01 · Evaluate
Know whether it works.
A golden dataset. Automated checks that run on every change. A regression suite covering prompts and tools alongside the code. Without evaluation, "it works" is a vibe, and vibes don't survive a model upgrade.
We use this on ContinuumState. Every commitment-extraction change runs through an eval before it ships. A drift of 3% on accuracy is something we see, not something a customer reports.
02 · Guard
Constrain the surface.
Structured outputs. Schema validation. Refusal patterns. Rate limits. Human-in-the-loop gates at the points that matter. Guardrails aren't censorship. They're the API contract the model has to honour.
An agent that can call your CRM should not be able to delete records. Obvious in code review. Easy to miss in a LangChain example. We write the contracts first.
03 · Observe
See what it's doing.
Traces, prompts, retrievals, tool calls, latency, cost, refusals, retries. Per-user, per-request, per-version. If you can't answer "why did it say that, on Tuesday, to that customer?", you're flying blind.
Langfuse wired in early on every system we build.

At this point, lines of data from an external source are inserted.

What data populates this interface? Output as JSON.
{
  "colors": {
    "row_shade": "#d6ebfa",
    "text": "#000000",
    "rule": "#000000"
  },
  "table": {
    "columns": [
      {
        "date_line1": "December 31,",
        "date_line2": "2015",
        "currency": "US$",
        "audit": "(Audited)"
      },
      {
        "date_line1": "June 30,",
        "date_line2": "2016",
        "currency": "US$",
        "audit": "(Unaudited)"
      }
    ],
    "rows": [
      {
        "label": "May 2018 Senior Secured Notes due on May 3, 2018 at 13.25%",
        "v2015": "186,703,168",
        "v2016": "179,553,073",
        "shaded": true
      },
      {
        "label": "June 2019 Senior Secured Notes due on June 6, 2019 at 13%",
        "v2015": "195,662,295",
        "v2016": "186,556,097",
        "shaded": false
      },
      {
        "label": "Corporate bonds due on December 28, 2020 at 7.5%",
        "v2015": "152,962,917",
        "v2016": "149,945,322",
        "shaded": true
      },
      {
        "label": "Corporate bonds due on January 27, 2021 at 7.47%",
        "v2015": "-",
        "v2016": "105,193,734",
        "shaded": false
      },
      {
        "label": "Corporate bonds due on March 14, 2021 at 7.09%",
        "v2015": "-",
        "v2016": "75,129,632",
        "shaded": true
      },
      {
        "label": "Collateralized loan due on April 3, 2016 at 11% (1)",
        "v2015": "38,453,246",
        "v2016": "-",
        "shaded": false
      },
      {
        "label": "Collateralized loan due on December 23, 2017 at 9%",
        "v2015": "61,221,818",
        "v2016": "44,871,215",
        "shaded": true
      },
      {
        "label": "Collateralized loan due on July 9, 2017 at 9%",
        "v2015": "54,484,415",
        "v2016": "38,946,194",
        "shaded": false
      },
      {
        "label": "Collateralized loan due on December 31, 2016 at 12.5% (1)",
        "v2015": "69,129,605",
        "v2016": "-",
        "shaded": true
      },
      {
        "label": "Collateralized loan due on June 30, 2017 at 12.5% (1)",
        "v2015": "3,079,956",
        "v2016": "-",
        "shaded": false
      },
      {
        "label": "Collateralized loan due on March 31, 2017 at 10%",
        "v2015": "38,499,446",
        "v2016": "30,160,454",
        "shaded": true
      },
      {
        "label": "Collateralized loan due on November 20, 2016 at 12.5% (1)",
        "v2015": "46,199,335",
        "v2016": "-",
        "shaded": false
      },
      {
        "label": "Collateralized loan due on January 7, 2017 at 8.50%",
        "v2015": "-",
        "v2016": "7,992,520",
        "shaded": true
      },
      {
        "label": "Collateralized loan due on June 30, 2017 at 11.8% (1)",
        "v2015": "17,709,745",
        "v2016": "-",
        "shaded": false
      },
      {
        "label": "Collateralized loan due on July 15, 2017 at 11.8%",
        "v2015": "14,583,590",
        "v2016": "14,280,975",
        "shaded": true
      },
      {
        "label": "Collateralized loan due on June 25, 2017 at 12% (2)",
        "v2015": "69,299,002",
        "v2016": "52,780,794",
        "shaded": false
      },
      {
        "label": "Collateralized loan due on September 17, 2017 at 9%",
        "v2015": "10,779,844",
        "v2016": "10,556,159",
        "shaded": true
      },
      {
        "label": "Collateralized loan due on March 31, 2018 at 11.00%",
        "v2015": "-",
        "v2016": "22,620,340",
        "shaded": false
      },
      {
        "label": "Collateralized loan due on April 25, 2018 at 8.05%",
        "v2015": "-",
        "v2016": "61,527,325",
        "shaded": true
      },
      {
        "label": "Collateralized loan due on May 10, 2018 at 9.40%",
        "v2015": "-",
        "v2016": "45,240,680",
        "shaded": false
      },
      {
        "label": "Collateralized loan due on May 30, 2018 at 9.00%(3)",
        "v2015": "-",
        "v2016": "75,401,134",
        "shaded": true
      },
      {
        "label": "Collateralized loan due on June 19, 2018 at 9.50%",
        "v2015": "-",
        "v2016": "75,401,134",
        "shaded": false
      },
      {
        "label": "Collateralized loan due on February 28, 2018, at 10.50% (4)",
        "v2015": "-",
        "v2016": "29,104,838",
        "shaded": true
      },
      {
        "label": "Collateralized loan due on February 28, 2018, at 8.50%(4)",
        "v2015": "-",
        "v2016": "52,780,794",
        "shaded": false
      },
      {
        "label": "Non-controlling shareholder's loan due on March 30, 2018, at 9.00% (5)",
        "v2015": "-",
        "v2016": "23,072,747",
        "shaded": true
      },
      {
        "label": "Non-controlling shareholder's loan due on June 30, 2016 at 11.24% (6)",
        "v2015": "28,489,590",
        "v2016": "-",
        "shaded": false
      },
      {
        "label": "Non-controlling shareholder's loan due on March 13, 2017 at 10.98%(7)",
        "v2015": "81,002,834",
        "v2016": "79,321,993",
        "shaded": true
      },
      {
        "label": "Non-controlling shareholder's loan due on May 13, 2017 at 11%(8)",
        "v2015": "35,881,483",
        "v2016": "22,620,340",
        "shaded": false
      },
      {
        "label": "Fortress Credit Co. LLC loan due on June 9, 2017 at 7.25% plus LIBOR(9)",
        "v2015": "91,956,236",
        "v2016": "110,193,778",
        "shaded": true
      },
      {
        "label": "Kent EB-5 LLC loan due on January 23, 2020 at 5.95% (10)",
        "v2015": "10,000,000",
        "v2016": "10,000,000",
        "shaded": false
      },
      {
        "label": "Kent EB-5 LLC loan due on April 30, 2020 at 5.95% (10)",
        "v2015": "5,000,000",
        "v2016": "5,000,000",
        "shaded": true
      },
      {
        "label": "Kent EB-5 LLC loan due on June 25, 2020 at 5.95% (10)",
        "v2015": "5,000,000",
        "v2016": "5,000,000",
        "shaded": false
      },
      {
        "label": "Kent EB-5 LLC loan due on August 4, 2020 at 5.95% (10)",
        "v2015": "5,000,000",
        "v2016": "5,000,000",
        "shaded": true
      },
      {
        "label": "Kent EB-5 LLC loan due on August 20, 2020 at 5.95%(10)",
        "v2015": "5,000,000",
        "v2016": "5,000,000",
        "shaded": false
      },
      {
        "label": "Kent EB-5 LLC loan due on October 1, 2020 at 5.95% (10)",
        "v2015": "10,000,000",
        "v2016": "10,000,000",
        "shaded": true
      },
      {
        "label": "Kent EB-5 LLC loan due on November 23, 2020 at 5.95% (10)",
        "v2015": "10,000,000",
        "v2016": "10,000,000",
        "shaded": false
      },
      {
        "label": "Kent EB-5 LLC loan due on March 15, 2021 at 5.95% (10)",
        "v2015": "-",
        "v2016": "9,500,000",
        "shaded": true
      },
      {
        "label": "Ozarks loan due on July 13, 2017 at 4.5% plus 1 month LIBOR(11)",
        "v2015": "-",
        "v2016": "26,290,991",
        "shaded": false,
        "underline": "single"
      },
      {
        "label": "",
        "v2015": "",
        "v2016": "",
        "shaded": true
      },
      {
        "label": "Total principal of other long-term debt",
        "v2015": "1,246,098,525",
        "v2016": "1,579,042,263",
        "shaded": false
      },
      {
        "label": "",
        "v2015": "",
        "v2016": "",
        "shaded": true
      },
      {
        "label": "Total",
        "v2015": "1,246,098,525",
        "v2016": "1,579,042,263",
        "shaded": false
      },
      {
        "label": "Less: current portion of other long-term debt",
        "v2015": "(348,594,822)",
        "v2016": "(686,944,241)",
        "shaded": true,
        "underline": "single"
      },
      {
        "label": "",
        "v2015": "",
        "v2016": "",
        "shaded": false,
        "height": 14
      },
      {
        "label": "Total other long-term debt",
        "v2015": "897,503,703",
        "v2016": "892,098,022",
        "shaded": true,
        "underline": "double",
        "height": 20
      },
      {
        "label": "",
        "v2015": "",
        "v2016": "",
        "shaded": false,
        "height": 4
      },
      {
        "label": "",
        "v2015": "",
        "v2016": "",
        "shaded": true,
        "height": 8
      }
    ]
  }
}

Cost dashboards that bisect by feature as well as by month. Drift detection on retrieval recall.
04 · Govern
Keep the trail.
Versioned prompts and models. Document-level access controls. Audit logs that survive a subpoena. Approval workflows for the changes that matter. Governance is what makes the system legible to legal, compliance, and the post-incident review, beyond the engineers who built it.
fasten (our open-source audit substrate) is the layer underneath. Typed events, correlated across services, tamper-evident. Built because no one else's audit layer survived our own systems.